Currently, X’s subsidiary X Payments has obtained money transfer licenses in 40 states. However, what truly alarmed Warren was the preview data of X Money showing that its deposit accounts will offer an annualized yield (APY) of up to 6%. Warren pointed out that this is far above the current federal funds rate of 3.5% to 3.75%, raising questions about the underlying business model and risk management.
Additionally, Warren strongly disapproved of X Money’s potential partnership with Cross River Bank. The bank has faced enforcement actions from the FDIC in 2018 and 2023 due to “unsafe lending practices” and “unfair and deceptive conduct.”
Criticizing the GENIUS Act for opening a backdoor to stablecoin issuance
The timing of this warning coincides with significant changes in the U.S. regulatory environment. Warren noted that during Musk’s tenure as a senior advisor to President Trump, the Trump administration and CFPB acting director Russ Vought collaborated to fundamentally reorganize the federal agency responsible for regulating consumer financial products like X Money.
More critically, Warren targeted the GENIUS Act enacted during the Trump administration. She believes the legislation creates a “suspicious carveout,” allowing private companies like X to issue stablecoins without the “approval and guardrails” that publicly traded companies are required to follow, which could pose a major risk to the financial system.
The suspense over integrating cryptocurrency payments and Dogecoin
X Money partnered with Visa last year to launch a “highly restricted access” beta version, and earlier this year added “Smart cashtags” that let users link directly from their feed to external platforms for trading stocks and cryptocurrencies.

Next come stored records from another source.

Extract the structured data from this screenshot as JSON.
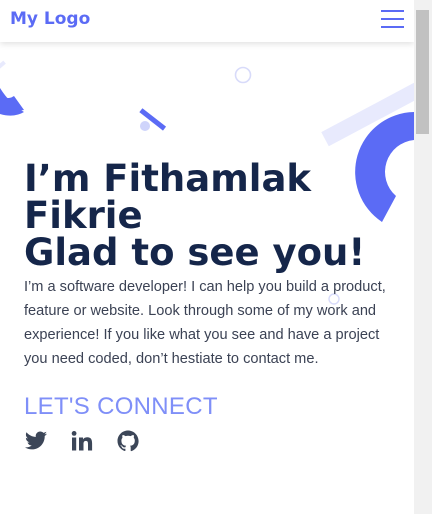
{
  "navbar": {
    "logo": "My Logo",
    "menu_icon": "hamburger-menu-icon"
  },
  "hero": {
    "heading_lines": [
      "I’m Fithamlak",
      "Fikrie",
      "Glad to see you!"
    ],
    "bio": "I’m a software developer! I can help you build a product, feature or website. Look through some of my work and experience! If you like what you see and have a project you need coded, don’t hestiate to contact me.",
    "connect_label": "LET'S CONNECT"
  },
  "socials": [
    {
      "icon": "twitter-icon"
    },
    {
      "icon": "linkedin-icon"
    },
    {
      "icon": "github-icon"
    }
  ],
  "colors": {
    "accent": "#5b6bf5",
    "accent_light": "#7f8ff8",
    "heading": "#15264a",
    "body_text": "#3b4254",
    "decor_light": "#e8eafd",
    "social_icon": "#3c4658"
  }
}
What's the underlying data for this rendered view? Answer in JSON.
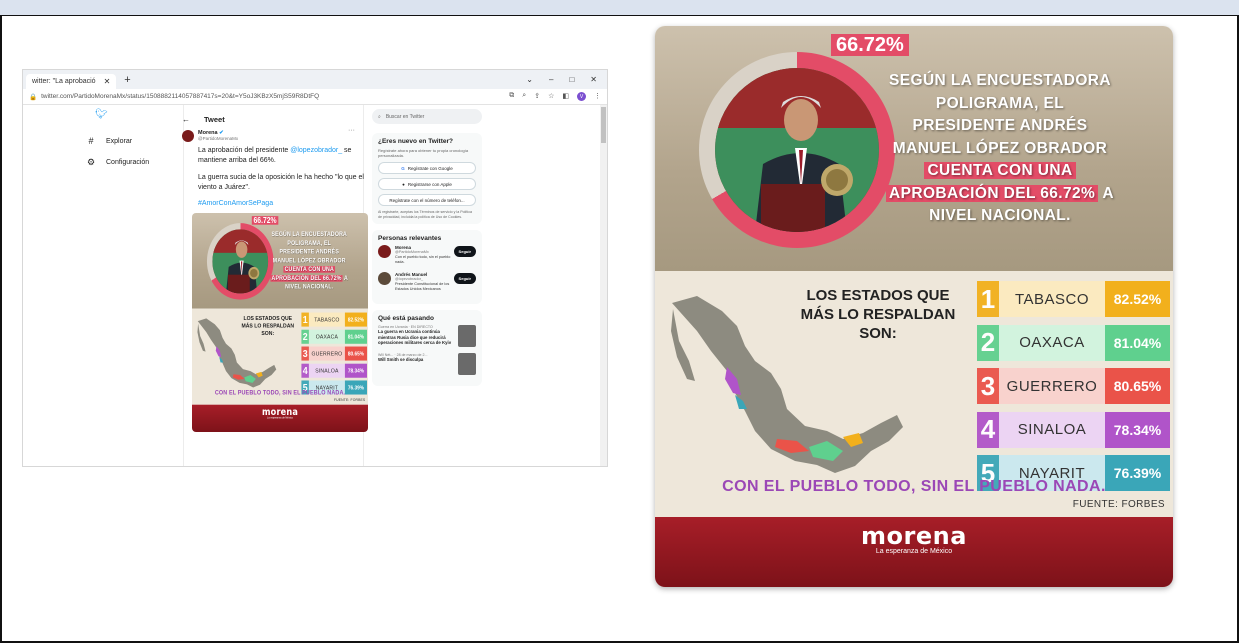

Although X’s product lead clarified that the platform “does not act as a broker or handle trade execution,” speculation about whether X Money will directly incorporate cryptocurrency payments (especially Dogecoin, Musk’s favorite) has never ceased. Currently, X has not announced any concrete details about crypto features, but Musk has retweeted third-party predictions that the app will eventually integrate “loans, money market accounts, and cryptocurrencies,” leaving endless room for market imagination.